# Eliminating Epsilon Production for Left Recursion Elimination

Im following the algorithm for left recursion elimination from a grammar.It says remove the epsilon production if there is any

I have the following grammer

S-->Aa/b

A-->Ac/Sd/∈


I can see after removing the epsilon productions the grammer becomes

  1) S-->Aa/a/b

2)A-->Ac/Sd/c/d


Im confused where the a/b comes in 1) and c/d comes in 2) Can someone explain this?

A is nullable, that is, A has a production which is epsilon.

Given that A is nullable, you have to revisit any productions containing one or more instances of A and replace them with the set of productions formed from every possible replacement of A with null, including no instances replaced and with all instances replaced.

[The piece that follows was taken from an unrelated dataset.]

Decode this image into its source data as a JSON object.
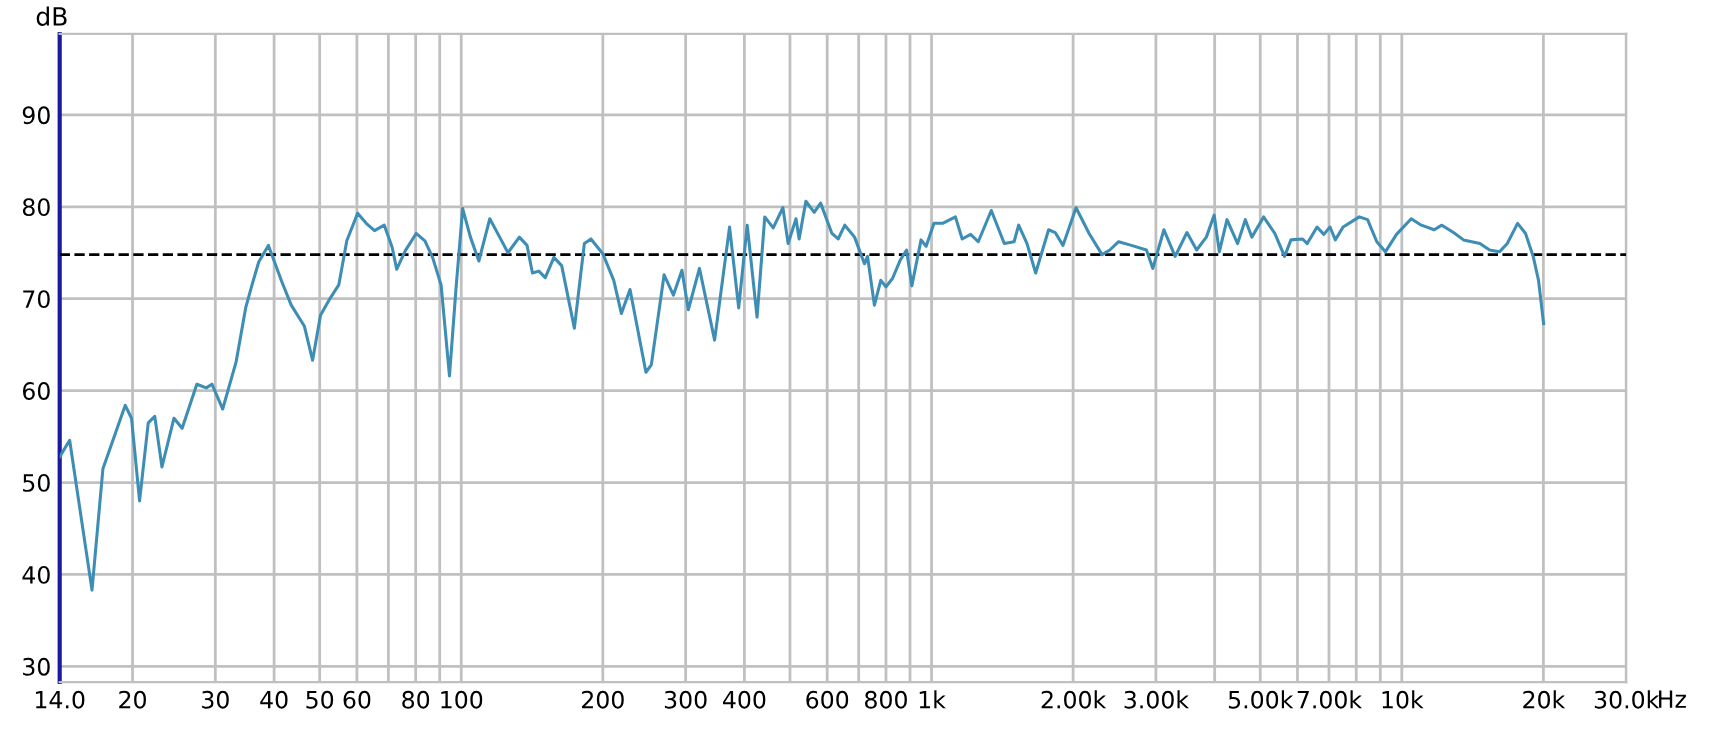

So looking at the production S->Aa we need to replace it with the production where A is not replaced (the same production) and the production where A is replaced with null (which is s->a). Now there's three total productions for S.

S-> Aa/a/b

When we look at the production A-> Ac we have to do the same thing, so Ac is replaced with Ac/c and we get...

A->Ac/c/Sd

You could rearrange it as necessary.

Sd does NOT become replaced with Sd/d because S is not nullable. There is no way to produce epsilon from S, so we don't replace S in productions.